Il représentait l’aventurier d’esprit étroit, de loyauté et de bravoure à toute épreuve qui, dans le pays où le sort l’a jeté, sert encore la mère patrie en s’efforçant d’être utile à ses compatriotes. Jamais on ne le trouvait en défaut ; à quelque heure que l’on eût recours à lui, il était prêt. Il nous fut précieux sous d’autres rapports, car il nous racontait les combats de la guerre d’indépendance, les embuscades des pallikares, la mort de Bourbaki et d’Odissefs, l’assassinat de Capo d’Istria.

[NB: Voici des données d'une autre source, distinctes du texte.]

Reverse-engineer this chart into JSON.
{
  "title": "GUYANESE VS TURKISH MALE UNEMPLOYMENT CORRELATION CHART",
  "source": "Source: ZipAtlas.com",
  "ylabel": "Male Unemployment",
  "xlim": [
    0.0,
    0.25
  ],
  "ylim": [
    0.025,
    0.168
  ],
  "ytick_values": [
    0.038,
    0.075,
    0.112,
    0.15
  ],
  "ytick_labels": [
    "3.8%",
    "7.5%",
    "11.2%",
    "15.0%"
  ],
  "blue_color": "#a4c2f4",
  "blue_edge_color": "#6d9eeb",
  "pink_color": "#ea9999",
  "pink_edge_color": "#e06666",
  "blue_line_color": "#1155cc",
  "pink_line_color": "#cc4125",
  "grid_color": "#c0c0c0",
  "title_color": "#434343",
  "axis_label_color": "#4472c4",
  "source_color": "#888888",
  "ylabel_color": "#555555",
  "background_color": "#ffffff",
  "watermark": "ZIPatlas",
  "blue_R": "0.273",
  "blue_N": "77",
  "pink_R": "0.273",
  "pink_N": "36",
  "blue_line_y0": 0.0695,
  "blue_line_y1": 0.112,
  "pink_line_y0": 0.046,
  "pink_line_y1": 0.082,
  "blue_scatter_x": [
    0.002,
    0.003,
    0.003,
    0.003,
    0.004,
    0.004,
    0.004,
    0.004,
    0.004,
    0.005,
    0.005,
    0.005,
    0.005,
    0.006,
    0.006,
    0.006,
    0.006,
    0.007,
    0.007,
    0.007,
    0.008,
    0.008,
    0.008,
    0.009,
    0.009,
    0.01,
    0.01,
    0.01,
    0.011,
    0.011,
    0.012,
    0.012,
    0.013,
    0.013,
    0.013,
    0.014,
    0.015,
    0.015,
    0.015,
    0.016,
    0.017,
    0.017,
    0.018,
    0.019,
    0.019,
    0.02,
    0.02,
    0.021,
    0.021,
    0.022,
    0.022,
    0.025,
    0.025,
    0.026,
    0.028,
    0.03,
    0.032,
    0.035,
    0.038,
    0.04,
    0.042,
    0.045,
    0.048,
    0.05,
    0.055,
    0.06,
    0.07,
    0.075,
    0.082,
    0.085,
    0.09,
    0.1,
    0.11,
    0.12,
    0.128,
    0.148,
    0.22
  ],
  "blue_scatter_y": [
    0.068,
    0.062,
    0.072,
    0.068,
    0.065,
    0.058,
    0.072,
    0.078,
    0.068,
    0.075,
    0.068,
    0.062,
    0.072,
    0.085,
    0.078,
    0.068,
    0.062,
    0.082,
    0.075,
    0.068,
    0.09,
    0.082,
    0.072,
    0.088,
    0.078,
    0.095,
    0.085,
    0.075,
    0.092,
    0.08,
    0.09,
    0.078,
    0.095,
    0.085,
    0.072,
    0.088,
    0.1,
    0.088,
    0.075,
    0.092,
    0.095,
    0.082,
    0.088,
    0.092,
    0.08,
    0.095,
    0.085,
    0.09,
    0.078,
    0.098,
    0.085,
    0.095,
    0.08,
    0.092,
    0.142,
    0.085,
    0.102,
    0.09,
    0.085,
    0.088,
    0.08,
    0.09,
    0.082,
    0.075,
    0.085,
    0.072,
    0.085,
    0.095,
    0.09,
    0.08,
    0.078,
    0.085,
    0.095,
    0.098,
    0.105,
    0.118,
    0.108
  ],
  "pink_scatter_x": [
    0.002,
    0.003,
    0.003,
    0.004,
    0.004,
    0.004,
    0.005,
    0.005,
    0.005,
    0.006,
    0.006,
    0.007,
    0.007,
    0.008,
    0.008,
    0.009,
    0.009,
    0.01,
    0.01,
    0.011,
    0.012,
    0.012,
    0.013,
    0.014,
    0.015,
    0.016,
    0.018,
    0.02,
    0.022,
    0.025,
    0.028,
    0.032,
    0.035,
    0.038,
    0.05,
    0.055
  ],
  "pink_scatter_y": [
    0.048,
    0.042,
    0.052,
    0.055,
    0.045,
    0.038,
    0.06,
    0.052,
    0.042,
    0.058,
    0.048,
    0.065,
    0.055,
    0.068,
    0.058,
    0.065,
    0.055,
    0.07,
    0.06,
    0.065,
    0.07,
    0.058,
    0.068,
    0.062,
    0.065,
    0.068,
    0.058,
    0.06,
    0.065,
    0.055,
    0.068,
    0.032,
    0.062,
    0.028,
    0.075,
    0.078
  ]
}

Nous retrouvions dans ses récits l’écho des préoccupations dont notre enfance avait été le témoin. Nous avions été bercés avec les romances célébrant les Albanaises au pied léger, nous avions entendu réciter les Messéniennes, nous avions tressailli aux salves d’artillerie annonçant la victoire de Navarin, et le premier livre de Victor Hugo que j’avais lu était Les Orientales. Nous étions tout pleins des histoires de Dramali, de Pipinos, de Botzaris ; nous tenions un héros, – c’en était un, – de cette haute aventure ; nous ne le lâchions pas, nous l’interrogions, et je dois dire qu’il se laissait faire avec complaisance. Il lui était doux de redevenir jeune et de reprendre pour nous la vie accidentée qu’il avait menée jadis à travers les montagnes qui sont le Parnasse et le Cithéron, sur le bord des rivières qui sont l’Ilissus et l’Alphée, sur des mers et sur des plaines qui se sont appelées Salamine, et Marathon. L’immortalité des lieux ajoute à leur grandeur et ceux qui combattaient contre les Turcs se souvenaient sans doute de ceux qui combattirent contre les Perses. Ce fut au colonel Touret que nous dûmes la bonne fortune d’être présentés à celui des Grecs vers lequel l’Europe regarda avec le plus d’admiration, à celui que Victor Hugo a chanté de préférence :

 

Canaris ! demi-dieu de gloire rayonnant !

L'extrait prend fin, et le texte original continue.